Our estimates suggest that the extent by which local governments exaggerate local GDP accelerated after 2008, but the magnitude of the adjustment by the NBS did not change in tandem.Report authors

It has long been believed that local Chinese officials inflate figures reflecting their economic performance, which is closely tied to their opportunity for promotion.

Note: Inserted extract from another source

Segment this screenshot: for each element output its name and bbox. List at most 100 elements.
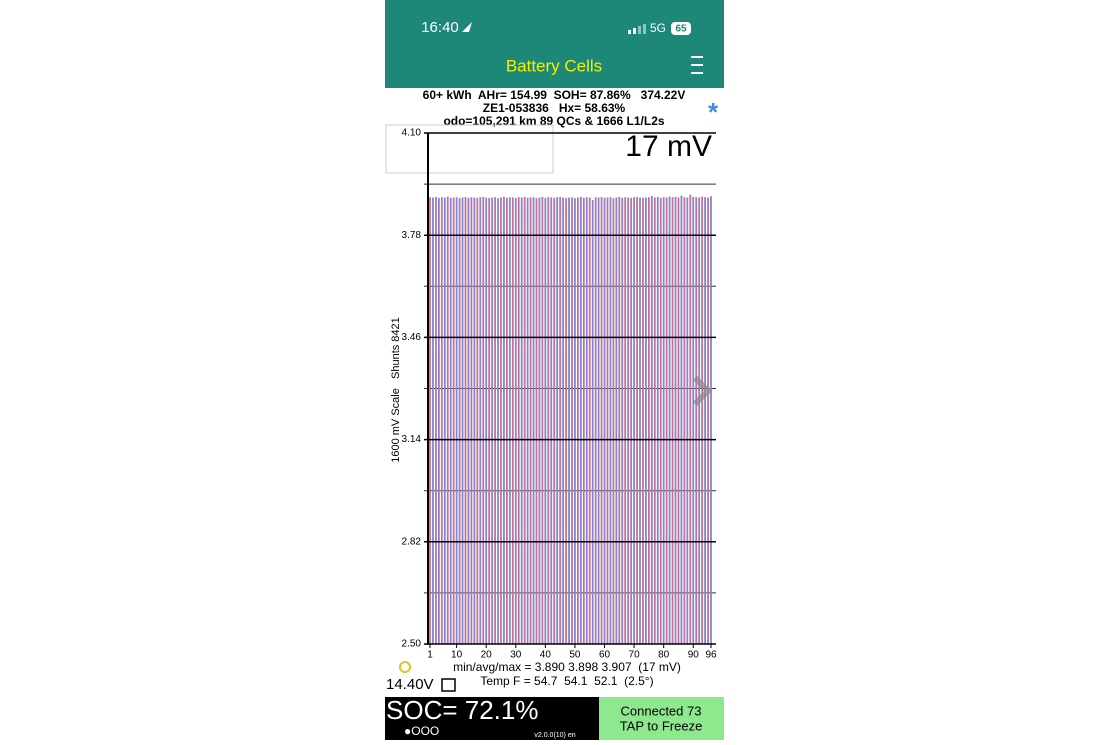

Since 2003, the NBS has produced a national gross domestic product (GDP) figure that is lower than aggregate provincial data after examining other data such as the census and land sales.

Local statistics bureaus generally overstate industrial output as a portion of overall production as well as the size of investment within overall expenditures, the two different approaches to calculating GDP, according to the paper. The methods of data collection are often the cause, for example, calculations of investment spending have been based purely on government reports on specific projects rather than on the financial statements of the investing firms involved.

One method that the authors used to probe the accuracy of the NBS’s adjustments was comparing the growth of official GDP with the growth of revenue from value-added tax (VAT), which taxes the value added to a product at each stage of production.

Local governments have fewer incentives to manipulate VAT revenue, since a large portion of it is eventually transferred to the central government, therefore overstating VAT would only increase fiscal revenue losses.

Premier Li Keqiang confirmed China had lowered its growth target for 2019 to a range of 6 to 6.5 per cent at the National People’s Congress on Tuesday. Photo:
Premier Li Keqiang confirmed China had lowered its growth target for 2019 to a range of 6 to 6.5 per cent at the National People’s Congress on Tuesday. Photo:

Although the NBS adjusts downwards local statistics, it does not report the adjusted local statistics, perhaps out of a desire to not confront powerful local leaders.Report authors

“Although the NBS adjusts downwards local statistics, it does not report the adjusted local statistics, perhaps out of a desire to not confront powerful local leaders,” the authors said.

Since September, the NBS has named and shamed local governments on its website for manipulating data, but it remains to be seen if local governments fall in line.

In a post in January, the NBS said it had passed 14 cases of data falsification on to local governments before February 2018 but that it had not been updated even though local officials are required by law to punish those responsible for manipulating data within six months after receiving a notice of a violation.

The NBS’s ability to fix China’s GDP data problem is bound by its limited political power, the authors indicated.

“There are three problems with China’s GDP. One is that it doesn’t necessarily measure the right thing. Two is statistical bias in the way data is collected. Three is really a macro policy problem by the government which should write down all the bad debt,” said Michael Pettis, professor of finance at Peking University.

“The NBS is only trying to fix the second problem.”